What are we looking for?
A mental health-related PhD and publications. Research experience which has enabled you to achieve appointment as a Senior Lecturer/Associate Professor, Senior Research Fellow or Professor in the UK. An interest in a holistic approach to children's mental health A commitment to evidence-based research Support for our guiding principle that prevention is better than cure
Experience of securing research funding would be an added recommendation.

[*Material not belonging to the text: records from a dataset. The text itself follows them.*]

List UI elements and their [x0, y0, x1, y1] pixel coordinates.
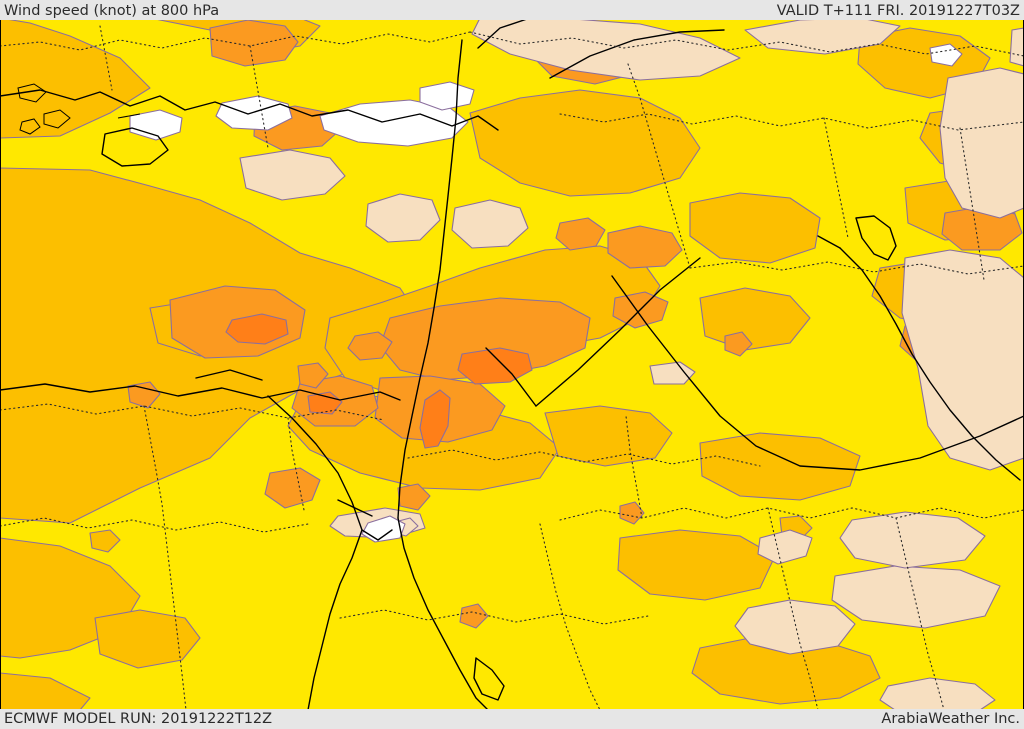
provider-label: ArabiaWeather Inc.: [881, 711, 1020, 727]
political-border-layer: [0, 25, 1024, 710]
map-canvas: [0, 18, 1024, 710]
coastline-layer: [0, 18, 1024, 710]
header-bar: Wind speed (knot) at 800 hPa VALID T+111…: [0, 0, 1024, 20]
footer-bar: ECMWF MODEL RUN: 20191222T12Z ArabiaWeat…: [0, 709, 1024, 729]
page-title: Wind speed (knot) at 800 hPa: [4, 3, 220, 19]
contour-band-cream: [239, 18, 1024, 710]
model-run-label: ECMWF MODEL RUN: 20191222T12Z: [4, 711, 273, 727]
forecast-map[interactable]: [0, 18, 1024, 710]
contour-band-white: [129, 43, 963, 543]
valid-time-label: VALID T+111 FRI. 20191227T03Z: [776, 3, 1020, 19]
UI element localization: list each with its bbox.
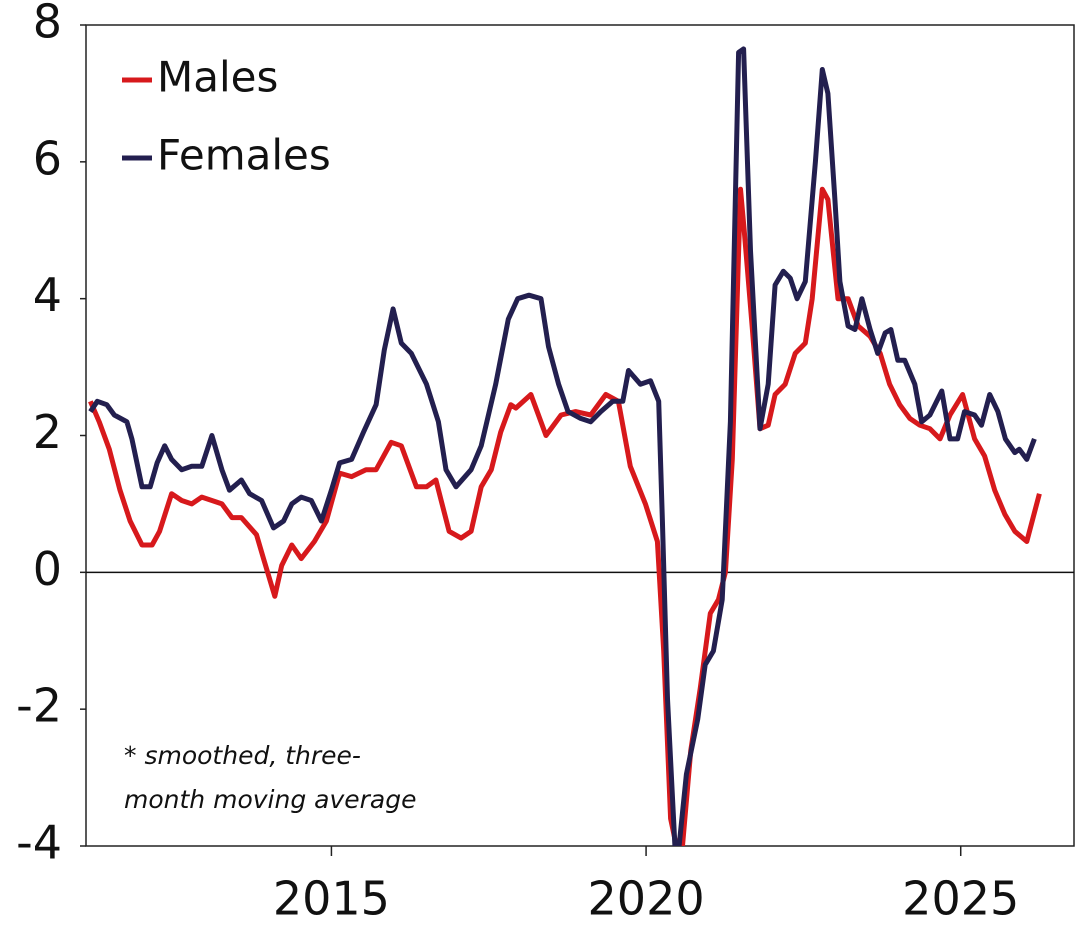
y-tick-label: 8	[33, 0, 62, 49]
legend-label: Females	[157, 131, 331, 180]
plot-lines	[88, 46, 1042, 846]
x-tick-label: 2020	[588, 872, 705, 926]
y-tick-label: 4	[33, 268, 62, 322]
y-tick-label: -2	[16, 679, 62, 733]
y-tick-label: 0	[33, 542, 62, 596]
annotation: month moving average	[124, 785, 416, 814]
legend-label: Males	[157, 53, 278, 102]
series-line	[88, 46, 1037, 846]
y-tick-label: -4	[16, 816, 62, 870]
x-tick-label: 2025	[902, 872, 1019, 926]
annotation: * smoothed, three-	[124, 741, 361, 770]
y-tick-label: 6	[33, 131, 62, 185]
x-tick-label: 2015	[273, 872, 390, 926]
y-tick-label: 2	[33, 405, 62, 459]
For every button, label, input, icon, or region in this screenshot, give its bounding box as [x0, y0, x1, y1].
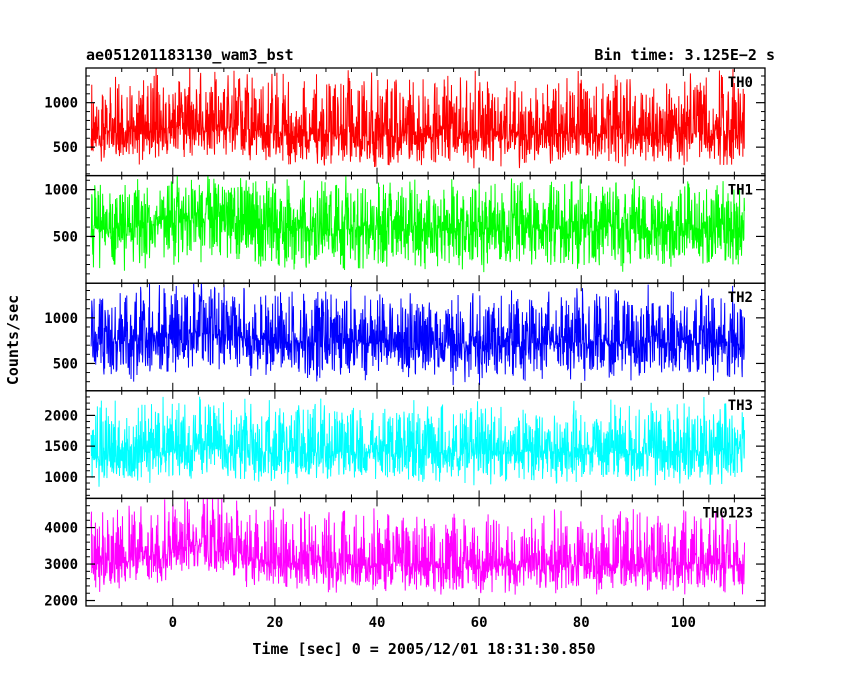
panel-label-th0123: TH0123 — [702, 505, 753, 521]
x-axis-label: Time [sec] 0 = 2005/12/01 18:31:30.850 — [252, 640, 595, 658]
y-tick-label: 1500 — [44, 439, 78, 455]
y-tick-label: 500 — [53, 140, 78, 156]
chart-title: ae051201183130_wam3_bst — [86, 46, 294, 64]
panel-th0: 500 1000 TH0 — [44, 67, 766, 177]
y-tick-label: 1000 — [44, 183, 78, 199]
panel-th1: 500 1000 TH1 — [44, 174, 766, 284]
panel-label-th3: TH3 — [728, 398, 753, 414]
x-tick-label: 100 — [671, 615, 696, 631]
x-tick-label: 20 — [266, 615, 283, 631]
panel-th2: 500 1000 TH2 — [44, 282, 766, 392]
y-tick-label: 3000 — [44, 557, 78, 573]
panel-label-th0: TH0 — [728, 75, 753, 91]
x-axis: 0 20 40 60 80 100 — [169, 615, 696, 631]
series-th3 — [90, 396, 746, 487]
series-th0 — [90, 68, 746, 169]
series-th1 — [90, 175, 746, 273]
panel-label-th1: TH1 — [728, 183, 753, 199]
x-tick-label: 40 — [369, 615, 386, 631]
series-th0123 — [90, 498, 746, 595]
x-tick-label: 60 — [471, 615, 488, 631]
bin-time-label: Bin time: 3.125E−2 s — [594, 46, 775, 64]
x-tick-label: 80 — [573, 615, 590, 631]
y-tick-label: 500 — [53, 356, 78, 372]
x-tick-label: 0 — [169, 615, 177, 631]
y-tick-label: 500 — [53, 229, 78, 245]
panel-frame — [85, 497, 766, 607]
y-tick-label: 1000 — [44, 96, 78, 112]
y-tick-label: 1000 — [44, 311, 78, 327]
y-tick-label: 4000 — [44, 521, 78, 537]
panel-th3: 1000 1500 2000 TH3 — [44, 390, 766, 500]
panels-layer: 500 1000 TH0 500 1000 TH1 500 1000 TH2 1000 1500 20… — [44, 67, 766, 610]
series-th2 — [90, 283, 746, 386]
panel-th0123: 2000 3000 4000 TH0123 — [44, 497, 766, 610]
y-tick-label: 2000 — [44, 594, 78, 610]
y-axis-label: Counts/sec — [4, 295, 22, 385]
y-tick-label: 1000 — [44, 470, 78, 486]
panel-label-th2: TH2 — [728, 290, 753, 306]
y-tick-label: 2000 — [44, 408, 78, 424]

What difference will you make?
As an Advisory Panel member you will be particularly well placed to influence our development as a health think tank - and hopefully also to influence wider thinking on what works when it comes to encouraging positive mental health. We seek to influence both policy and practice. For example, given the possibility of a change of government, in February we met with Luciana Berger, who is leading Labour's Mental Health Review. Following the meeting we provided a range of evidence she had expressed interest in, which she has found very helpful. We were also in contact with Abena Oppong-Asare, Labour's then Shadow Minister for Women's Health and Mental Health, for whom we had been organising a round table meeting on protecting children's mental health prior to the General Election being called. Following our research into Student Mental Health, in partnership with Greenwich University, King's College London and Ulster University (which you can see the report of on our website) we have recently started work with three universities and the U3A on a potential bid for funding for a follow-up intergenerational research project.